Chinese Hackers Rely on Covert Proxy Networks to Evade Detection

Chinese-backed threat actors are increasingly relying on proxy networks known as operational relay boxes (ORBs) to gain an advantage when conducting espionage operations, Mandiant has observed.

This attack tactic allows these advanced persistent threat (APT) groups to raise the cost of defending an enterprise’s network and shift the advantage toward espionage operators by evading detection and complicating attribution.

In a report published on May 22, Google-owned Mandiant described how Chinese nation-state groups, including the infamous Volt Typhoon, leverage ORB networks to deploy cyber espionage campaigns.

How ORBs Can Be Used in Cyber-Attacks

In the realm of cyber espionage, an operational relay box (ORB) network is a covert system employed by intelligence agencies.

Like bot networks (botnets), ORB networks are mesh networks comprised of compromised devices, including virtual private servers (VPS), Internet of Things (IoT) devices, smart devices and routers. These devices constitute the nodes of the ORB network.

These devices are scattered around the globe and used as proxies for an intelligence service or a cyber espionage group, essentially turning them into secret outposts.

Mandiant classifies ORB networks into two fundamental types:

  • Provisioned networks are made up of commercially leased virtual private server space that are managed by ORB administrators (e.g. ORB3, or SPACEHOP, administered by Chinese intelligence services)
  • Non-provisioned networks are often made up of compromised and end-of-life router and IoT devices (e.g. ORB1, or ORBWEAVER and ORB2, or FLORAHOX)

It is also possible for an ORB to be a hybrid network combining both leased VPS devices and compromised devices.

ORB administrators rely on autonomous system number (ASN) providers in different parts of the world to reduce exposure or dependence on any one nation’s internet infrastructure.

An ASN identifies a unique network or group of networks on the internet that share a common routing policy and are managed by a single administrative entity. Most ASNs are allocated to network operators (internet service providers, mobile network operators…), although other entities like research labs, military services and universities also have distinctive ASNs.

Read more: CISA Warns Critical Infrastructure Leaders of Volt Typhoon

ORBs create a network interface, administer a network of compromised nodes, and contract access to those networks to multiple APT actors that will use the ORB networks to carry out their own distinct espionage and reconnaissance.

These networks are not controlled by the APT actors but rather are temporarily used by them, often to deploy custom tooling more conventionally attributable to known China-nexus adversaries.

Diagram of the Universal Anatomy of an ORB Network. Source: Mandiant, Google Cloud
Diagram of the Universal Anatomy of an ORB Network. Source: Mandiant, Google Cloud

Why Chinese Hackers Use ORBs

Although the use of ORB networks by cyber espionage actors is not new, their generalized use by a multitude of China-nexus espionage actors has become more common over recent years.

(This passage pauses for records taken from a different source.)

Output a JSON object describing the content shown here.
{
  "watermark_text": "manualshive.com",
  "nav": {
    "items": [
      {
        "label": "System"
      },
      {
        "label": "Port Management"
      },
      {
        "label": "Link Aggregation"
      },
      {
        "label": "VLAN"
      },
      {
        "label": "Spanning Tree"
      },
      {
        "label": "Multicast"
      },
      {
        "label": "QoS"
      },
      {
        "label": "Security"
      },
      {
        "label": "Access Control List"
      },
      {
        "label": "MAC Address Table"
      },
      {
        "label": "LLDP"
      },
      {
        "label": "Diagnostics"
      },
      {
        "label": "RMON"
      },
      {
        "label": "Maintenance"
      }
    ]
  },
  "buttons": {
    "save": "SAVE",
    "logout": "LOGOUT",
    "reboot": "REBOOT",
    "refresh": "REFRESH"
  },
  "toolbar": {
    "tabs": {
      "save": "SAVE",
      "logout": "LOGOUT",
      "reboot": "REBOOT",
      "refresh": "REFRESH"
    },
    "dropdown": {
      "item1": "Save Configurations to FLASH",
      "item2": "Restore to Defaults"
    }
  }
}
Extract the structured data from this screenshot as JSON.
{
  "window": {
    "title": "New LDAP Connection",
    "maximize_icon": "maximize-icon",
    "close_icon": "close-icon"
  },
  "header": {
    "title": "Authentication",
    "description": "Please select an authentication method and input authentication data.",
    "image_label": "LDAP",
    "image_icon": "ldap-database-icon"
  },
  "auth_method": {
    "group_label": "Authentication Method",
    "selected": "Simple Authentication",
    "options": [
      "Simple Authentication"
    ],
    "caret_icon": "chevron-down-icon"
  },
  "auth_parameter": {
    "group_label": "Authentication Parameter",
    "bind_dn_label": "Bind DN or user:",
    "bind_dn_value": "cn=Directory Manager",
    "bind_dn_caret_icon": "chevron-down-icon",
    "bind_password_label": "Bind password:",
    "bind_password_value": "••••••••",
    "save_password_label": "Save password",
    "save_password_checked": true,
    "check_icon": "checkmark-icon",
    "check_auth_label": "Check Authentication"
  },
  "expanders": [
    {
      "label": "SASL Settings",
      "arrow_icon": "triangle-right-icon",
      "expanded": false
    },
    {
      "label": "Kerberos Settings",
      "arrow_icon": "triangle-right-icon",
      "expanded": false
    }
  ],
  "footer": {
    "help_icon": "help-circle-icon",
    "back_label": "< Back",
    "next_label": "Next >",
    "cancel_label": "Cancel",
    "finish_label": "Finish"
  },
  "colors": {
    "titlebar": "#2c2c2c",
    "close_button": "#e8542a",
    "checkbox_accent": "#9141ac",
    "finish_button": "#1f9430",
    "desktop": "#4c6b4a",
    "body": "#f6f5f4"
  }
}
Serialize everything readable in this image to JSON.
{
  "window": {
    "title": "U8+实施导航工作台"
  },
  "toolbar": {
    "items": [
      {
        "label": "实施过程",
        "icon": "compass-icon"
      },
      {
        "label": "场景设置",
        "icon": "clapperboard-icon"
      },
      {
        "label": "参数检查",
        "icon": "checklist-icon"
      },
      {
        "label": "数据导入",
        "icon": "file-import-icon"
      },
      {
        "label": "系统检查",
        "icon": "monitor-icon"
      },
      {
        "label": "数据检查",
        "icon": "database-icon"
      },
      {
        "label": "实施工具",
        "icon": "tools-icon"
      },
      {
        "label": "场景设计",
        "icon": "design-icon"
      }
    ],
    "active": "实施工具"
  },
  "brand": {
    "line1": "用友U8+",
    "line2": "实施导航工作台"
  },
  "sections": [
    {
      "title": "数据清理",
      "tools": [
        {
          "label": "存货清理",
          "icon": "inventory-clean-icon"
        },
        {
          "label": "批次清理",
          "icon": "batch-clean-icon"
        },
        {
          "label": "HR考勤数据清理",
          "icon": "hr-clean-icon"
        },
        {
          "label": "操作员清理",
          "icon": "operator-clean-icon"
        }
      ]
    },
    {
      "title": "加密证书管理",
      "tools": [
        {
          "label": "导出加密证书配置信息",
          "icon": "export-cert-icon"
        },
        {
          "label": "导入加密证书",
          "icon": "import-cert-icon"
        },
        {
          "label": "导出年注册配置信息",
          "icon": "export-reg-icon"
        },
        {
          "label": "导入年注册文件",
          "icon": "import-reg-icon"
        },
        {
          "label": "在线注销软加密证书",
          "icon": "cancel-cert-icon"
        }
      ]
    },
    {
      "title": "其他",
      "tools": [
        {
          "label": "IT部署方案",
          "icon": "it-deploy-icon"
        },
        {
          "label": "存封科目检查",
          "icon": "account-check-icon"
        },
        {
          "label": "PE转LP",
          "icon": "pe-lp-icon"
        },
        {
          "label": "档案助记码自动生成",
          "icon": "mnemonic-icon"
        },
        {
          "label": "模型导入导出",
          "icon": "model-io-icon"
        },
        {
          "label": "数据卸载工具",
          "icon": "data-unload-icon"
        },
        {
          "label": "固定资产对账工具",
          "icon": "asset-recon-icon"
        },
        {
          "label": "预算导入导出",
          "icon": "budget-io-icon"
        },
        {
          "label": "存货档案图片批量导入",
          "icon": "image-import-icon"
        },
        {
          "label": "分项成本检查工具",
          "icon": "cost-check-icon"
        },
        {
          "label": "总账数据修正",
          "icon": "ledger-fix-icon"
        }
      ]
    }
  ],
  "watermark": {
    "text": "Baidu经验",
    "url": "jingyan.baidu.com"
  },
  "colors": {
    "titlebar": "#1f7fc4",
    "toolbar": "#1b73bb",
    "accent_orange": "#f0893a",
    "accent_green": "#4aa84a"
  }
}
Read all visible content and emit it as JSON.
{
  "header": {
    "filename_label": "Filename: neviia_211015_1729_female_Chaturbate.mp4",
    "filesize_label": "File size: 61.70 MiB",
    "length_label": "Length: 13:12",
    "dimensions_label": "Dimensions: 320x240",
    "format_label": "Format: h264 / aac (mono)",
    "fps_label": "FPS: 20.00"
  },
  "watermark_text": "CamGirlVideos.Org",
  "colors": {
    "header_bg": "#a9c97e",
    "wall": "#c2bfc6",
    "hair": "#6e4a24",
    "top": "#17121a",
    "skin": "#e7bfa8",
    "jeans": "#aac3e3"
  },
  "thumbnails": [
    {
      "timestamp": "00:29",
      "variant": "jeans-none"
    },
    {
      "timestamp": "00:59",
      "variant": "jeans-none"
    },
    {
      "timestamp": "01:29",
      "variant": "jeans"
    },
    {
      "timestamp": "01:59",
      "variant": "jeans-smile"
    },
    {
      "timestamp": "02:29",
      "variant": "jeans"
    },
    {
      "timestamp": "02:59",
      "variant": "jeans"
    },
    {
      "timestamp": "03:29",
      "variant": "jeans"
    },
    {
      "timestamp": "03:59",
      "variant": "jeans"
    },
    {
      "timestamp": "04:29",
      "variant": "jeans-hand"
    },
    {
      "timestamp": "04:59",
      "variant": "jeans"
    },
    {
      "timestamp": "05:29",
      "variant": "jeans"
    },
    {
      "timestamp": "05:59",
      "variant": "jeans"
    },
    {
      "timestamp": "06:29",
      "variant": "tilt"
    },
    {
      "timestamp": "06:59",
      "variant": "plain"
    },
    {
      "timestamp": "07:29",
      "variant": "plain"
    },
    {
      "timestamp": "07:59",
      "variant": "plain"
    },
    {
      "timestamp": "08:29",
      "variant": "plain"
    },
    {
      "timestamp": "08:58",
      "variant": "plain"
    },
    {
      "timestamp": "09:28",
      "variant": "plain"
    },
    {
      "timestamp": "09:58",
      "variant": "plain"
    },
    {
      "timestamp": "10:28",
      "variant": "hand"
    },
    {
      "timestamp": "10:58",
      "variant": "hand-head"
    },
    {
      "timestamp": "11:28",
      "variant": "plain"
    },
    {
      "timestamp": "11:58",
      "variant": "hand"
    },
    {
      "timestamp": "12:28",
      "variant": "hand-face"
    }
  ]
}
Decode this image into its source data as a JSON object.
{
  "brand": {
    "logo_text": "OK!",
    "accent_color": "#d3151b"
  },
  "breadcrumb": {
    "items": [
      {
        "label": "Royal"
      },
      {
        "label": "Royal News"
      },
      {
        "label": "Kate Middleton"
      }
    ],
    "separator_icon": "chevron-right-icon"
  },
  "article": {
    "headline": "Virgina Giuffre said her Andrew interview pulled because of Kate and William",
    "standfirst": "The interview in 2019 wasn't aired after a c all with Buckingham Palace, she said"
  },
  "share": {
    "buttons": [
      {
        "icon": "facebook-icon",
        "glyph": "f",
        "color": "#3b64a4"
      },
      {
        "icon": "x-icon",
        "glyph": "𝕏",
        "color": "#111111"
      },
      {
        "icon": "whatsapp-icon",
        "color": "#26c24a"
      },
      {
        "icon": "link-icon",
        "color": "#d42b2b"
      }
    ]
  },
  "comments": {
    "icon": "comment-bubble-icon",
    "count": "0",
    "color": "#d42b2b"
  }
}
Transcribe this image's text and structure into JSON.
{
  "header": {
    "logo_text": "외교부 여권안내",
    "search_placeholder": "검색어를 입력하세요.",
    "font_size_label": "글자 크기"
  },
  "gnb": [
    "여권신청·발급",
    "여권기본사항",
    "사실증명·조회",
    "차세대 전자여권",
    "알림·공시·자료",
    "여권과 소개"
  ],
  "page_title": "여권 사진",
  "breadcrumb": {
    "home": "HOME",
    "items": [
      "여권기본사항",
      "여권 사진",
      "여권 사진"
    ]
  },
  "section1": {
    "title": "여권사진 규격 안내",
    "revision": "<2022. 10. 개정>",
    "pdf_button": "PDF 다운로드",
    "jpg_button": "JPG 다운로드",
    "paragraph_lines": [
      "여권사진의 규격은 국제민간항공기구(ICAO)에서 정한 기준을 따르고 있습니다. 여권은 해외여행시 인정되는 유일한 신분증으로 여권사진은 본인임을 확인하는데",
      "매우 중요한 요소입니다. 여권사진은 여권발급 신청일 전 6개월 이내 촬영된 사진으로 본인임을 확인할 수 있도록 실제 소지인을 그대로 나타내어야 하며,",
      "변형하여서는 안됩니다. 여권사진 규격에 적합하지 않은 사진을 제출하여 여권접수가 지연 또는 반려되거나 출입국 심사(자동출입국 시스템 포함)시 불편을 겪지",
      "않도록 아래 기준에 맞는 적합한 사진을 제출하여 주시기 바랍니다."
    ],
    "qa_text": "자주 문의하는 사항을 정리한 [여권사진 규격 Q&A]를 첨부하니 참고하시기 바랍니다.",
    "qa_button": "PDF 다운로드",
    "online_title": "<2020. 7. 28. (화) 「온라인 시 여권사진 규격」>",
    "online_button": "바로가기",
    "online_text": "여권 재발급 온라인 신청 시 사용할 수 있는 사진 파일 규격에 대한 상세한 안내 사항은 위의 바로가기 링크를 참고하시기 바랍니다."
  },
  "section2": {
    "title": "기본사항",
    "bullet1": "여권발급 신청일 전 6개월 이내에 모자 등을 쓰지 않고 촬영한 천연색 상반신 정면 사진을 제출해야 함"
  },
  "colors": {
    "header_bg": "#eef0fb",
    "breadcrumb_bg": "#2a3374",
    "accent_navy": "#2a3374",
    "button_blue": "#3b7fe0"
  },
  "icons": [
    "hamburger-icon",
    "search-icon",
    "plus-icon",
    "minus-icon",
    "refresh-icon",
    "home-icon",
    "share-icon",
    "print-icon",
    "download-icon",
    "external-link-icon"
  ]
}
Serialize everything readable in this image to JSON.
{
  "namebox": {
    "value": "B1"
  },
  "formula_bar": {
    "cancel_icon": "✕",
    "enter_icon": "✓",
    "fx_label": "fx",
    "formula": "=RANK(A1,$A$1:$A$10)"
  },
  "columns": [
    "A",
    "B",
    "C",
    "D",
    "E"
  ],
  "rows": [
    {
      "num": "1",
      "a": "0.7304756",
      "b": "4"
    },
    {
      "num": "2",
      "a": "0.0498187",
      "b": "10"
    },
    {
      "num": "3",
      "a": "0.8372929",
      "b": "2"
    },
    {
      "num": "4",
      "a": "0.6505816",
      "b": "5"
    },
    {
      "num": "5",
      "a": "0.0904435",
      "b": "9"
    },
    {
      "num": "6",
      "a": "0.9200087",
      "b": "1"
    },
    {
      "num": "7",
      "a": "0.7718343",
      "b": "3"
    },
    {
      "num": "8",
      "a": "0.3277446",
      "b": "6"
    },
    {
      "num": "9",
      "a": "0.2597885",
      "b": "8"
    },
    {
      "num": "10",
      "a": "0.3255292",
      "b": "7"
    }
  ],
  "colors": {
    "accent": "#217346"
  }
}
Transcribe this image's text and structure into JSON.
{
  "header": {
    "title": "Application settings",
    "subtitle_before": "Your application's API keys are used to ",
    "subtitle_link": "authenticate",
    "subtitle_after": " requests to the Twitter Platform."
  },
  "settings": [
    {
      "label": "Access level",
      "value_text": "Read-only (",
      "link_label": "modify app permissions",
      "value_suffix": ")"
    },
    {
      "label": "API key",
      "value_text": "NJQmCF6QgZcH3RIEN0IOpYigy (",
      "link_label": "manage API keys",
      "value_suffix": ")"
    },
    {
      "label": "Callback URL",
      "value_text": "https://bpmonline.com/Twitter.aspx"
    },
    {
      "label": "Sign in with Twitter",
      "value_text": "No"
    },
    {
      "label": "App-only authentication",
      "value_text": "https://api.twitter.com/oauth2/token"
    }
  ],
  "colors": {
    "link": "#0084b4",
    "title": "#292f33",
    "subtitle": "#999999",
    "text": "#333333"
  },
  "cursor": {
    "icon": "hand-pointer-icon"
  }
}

By using these mesh networks to conduct espionage operations, these threat actors can disguise external traffic between command and control (C2) infrastructure and victim environments, including vulnerable edge devices exploited via zero-day vulnerabilities.

Mandiant noted that the adversary-controlled operations servers (ACOS) and relay nodes are most commonly hosted in China-affiliated and Hong Kong-based IP space. The rest of the nodes can be located elsewhere on the planet.

In the report, the Mandiant researchers assessed with moderate confidence that this is an effort to raise the cost of defending an enterprise’s network and shift the advantage toward espionage operators by evading detection and complicating attribution.

An example of the global distribution of an ORB network can be seen in what Mandiant tracks as ORB3 or SPACEHOP, an active network leveraged by multiple China-nexus threat actors.

The high volume of APT-related traffic through globally distributed nodes indicates that this network targets a wide array of geographic targets co-located in the geographies of observed exit nodes, including the US, Europe and the Middle East.

The increased use of ORBs by Chinese threat actors brings the following challenges for defenders:

  • Indicators of compromise (IOCs) are increasingly useless as threat actors cycle through network infrastructure
  • Actors' traffic can originate from a geographic origin that appears typical and doesn’t raise red flags
  • Attribution based on network infrastructure is impossible because multiple actors are sharing infrastructure provided by individual contractors and others

If network defenders can shift the current enterprise defense paradigm away from treating adversary infrastructure like IOCs and instead toward tracking ORBs like evolving entities akin to APT groups, enterprises can contend with the rising challenge of ORB networks in the threat landscape, Mandiant believes.

“The rise of the ORB industry in China points to long-term investments in equipping China-nexus cyber operators with more sophisticated tactics and tools that facilitate enterprise exploitation to achieve higher success rates in gaining and maintaining access to high-value networks,” Mandiant said.

“Whether defenders will rise to this challenge depends on enterprises applying the same deep tactical focus to tracking ORB networks as has been done for APTs over the last 15 years,” the Mandiant report concluded.